Ms. Dillon's attorney, Samuel J. Cordes, said top lawyers at the firm are known as equity partners, because they share in profits, and the next tier are non-equity partners -- and in both categories, women are disadvantaged.
"Across the board, women partners, both non-equity and equity, are paid, on average, around $130,000 less a year than male partners," he said. "It's evidence of a discriminatory mindset."
"We have not yet had an opportunity to review the specific allegations in the complaint, but we are confident that Reed Smith provides a positive working environment in all of our offices, including Pittsburgh," said the firm's Chief Marketing Officer David S. Egan, in a statement.
Ms. Dillon, of Squirrel Hill, left Buchanan Ingersoll for Reed Smith's corporate group in 2002. She said in her complaint that her new firm wanted to pay her $50,000-a-year less than two male lawyers who made the same jump, but the male lawyers protested and Reed Smith agreed to pay all three the same amount.

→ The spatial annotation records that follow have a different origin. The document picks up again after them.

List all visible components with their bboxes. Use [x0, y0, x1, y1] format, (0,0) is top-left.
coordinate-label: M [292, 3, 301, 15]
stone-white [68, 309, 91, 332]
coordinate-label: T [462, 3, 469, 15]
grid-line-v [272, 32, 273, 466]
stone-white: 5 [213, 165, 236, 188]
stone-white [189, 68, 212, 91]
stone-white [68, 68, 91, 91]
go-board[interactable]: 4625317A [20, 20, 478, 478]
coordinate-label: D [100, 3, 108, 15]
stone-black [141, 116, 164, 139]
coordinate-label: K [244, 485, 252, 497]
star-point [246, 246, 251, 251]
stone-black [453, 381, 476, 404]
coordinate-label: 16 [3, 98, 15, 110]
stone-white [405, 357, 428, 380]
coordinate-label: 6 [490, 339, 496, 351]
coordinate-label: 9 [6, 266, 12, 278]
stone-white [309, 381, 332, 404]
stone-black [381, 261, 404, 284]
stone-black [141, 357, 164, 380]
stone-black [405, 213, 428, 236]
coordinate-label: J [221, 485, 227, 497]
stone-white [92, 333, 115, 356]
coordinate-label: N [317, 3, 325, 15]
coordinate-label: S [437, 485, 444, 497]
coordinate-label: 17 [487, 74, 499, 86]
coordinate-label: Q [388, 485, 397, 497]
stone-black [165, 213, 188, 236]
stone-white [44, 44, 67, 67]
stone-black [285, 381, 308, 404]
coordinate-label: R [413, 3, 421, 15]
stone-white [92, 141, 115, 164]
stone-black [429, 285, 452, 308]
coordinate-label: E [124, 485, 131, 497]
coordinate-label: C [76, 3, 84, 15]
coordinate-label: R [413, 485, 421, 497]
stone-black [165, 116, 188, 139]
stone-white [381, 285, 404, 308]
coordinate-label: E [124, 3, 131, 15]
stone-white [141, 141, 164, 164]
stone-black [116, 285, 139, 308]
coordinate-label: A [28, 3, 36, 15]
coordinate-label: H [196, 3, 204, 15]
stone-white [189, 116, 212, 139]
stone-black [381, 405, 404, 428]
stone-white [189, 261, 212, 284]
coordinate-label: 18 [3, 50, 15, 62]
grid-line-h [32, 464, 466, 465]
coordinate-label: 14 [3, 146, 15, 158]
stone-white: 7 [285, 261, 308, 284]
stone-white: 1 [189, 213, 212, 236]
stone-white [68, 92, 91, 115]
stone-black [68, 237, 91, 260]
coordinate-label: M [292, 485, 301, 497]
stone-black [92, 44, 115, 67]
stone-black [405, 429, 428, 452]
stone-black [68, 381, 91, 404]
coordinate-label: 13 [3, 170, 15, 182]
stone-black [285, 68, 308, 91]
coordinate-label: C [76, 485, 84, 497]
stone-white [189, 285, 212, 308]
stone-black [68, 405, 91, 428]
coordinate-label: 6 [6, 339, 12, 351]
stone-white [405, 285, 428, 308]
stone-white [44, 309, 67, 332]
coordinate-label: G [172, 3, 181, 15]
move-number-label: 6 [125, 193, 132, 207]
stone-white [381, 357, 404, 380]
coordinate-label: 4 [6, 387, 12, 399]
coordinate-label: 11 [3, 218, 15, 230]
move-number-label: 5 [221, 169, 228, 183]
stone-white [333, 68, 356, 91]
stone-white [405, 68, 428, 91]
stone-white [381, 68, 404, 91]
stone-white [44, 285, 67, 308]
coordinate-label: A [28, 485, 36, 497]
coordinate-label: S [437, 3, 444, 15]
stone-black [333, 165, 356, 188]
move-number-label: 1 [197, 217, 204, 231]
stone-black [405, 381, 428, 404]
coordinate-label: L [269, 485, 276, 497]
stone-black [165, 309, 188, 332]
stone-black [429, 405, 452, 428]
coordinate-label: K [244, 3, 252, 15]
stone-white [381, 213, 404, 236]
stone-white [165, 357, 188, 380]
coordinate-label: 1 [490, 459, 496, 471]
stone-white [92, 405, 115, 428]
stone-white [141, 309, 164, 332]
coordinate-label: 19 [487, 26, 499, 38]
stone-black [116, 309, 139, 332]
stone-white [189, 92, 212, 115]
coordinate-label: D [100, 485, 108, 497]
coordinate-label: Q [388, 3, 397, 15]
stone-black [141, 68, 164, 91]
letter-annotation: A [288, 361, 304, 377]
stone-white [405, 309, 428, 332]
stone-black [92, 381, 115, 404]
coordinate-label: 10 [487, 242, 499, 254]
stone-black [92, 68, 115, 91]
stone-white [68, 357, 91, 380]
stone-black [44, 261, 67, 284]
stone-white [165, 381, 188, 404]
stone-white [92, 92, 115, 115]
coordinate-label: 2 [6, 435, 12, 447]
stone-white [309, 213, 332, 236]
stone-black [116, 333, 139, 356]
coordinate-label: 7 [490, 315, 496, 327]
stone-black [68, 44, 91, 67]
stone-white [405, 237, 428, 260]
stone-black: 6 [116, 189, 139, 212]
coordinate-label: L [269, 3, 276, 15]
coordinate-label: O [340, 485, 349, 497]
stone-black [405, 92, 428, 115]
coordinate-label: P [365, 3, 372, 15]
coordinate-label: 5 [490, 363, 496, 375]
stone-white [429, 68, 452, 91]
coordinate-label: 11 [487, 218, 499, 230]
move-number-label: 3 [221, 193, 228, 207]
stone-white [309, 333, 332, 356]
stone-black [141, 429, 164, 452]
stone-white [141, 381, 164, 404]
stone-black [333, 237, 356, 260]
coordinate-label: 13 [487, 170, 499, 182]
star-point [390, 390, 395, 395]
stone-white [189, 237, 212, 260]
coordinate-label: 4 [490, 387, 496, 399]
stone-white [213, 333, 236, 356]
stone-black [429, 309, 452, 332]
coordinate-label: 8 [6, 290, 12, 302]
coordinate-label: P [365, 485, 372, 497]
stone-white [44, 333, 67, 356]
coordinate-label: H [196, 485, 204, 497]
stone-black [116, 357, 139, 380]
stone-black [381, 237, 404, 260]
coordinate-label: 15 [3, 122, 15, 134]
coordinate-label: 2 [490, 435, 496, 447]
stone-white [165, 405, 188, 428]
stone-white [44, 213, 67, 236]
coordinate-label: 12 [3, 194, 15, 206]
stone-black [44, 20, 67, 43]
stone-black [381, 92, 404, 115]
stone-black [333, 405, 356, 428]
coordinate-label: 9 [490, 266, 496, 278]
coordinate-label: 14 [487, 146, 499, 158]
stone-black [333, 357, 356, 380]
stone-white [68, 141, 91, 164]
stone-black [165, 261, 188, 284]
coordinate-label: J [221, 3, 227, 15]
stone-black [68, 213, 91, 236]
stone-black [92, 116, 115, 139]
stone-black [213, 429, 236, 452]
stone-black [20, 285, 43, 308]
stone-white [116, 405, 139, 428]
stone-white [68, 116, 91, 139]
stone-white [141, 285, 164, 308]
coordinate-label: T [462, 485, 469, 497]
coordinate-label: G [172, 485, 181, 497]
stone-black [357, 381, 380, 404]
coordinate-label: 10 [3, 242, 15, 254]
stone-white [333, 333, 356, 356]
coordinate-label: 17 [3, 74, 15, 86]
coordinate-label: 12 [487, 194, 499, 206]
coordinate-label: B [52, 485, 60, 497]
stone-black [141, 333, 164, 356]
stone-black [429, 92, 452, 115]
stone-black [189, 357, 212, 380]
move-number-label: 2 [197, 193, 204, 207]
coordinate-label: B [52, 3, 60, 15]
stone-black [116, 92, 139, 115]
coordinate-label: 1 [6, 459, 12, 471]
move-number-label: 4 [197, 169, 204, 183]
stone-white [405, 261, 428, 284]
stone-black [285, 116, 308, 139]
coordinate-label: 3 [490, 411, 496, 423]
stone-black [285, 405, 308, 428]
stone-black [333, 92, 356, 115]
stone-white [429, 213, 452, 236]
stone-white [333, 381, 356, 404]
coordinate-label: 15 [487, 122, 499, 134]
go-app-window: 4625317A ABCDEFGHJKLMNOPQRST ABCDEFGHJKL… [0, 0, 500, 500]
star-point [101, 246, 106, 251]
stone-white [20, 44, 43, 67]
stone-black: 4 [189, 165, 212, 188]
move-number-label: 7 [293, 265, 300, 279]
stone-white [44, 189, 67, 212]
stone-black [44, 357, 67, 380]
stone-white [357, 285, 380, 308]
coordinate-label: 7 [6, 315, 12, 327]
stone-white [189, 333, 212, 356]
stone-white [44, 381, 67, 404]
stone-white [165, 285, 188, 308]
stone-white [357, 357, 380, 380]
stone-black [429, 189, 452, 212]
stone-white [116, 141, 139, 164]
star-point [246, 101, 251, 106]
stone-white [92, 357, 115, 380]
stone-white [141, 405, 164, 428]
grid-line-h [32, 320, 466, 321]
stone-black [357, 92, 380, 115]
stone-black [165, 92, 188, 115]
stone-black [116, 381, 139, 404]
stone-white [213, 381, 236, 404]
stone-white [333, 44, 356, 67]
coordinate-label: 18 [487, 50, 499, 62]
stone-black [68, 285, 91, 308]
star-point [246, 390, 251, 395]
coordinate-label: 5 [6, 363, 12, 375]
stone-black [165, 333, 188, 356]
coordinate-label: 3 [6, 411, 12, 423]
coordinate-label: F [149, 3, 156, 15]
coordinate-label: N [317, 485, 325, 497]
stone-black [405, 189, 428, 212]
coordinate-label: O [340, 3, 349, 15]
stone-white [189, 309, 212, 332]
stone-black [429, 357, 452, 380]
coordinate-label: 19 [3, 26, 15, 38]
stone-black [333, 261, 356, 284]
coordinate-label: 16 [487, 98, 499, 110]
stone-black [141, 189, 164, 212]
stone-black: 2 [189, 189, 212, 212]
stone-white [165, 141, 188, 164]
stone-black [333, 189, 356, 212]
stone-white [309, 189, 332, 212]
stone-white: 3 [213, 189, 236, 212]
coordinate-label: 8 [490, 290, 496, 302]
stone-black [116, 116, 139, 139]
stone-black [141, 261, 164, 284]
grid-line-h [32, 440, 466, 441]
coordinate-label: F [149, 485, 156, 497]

She established herself as a non-equity partner able to bring in millions of dollars of business yearly. After she took a few months off to give birth to, and care for, twins, "her total compensation decreased, by almost half." When she protested, according to the complaint, Partner David L. DeNinno asked if she was "done having babies yet."
Mr. DeNinno said he had not seen the lawsuit and could not comment.
The complaint says her pay was cut again, by $100,000, in 2010.
The complaint says that "work was diverted . . . to female attorneys who were willing to engage in sexual relations with members of [Reed Smith] management or with whom members of [Reed Smith] management had sought to engage in such relations." It cites a national survey of female lawyers, the results of which were published and included anonymous quotes from Reed Smith attorneys.
Ms. Dillon "did not engage in such relations," the complaint says. Mr. Cordes said he will be able to produce examples of sexual quid pro quos as the case continues.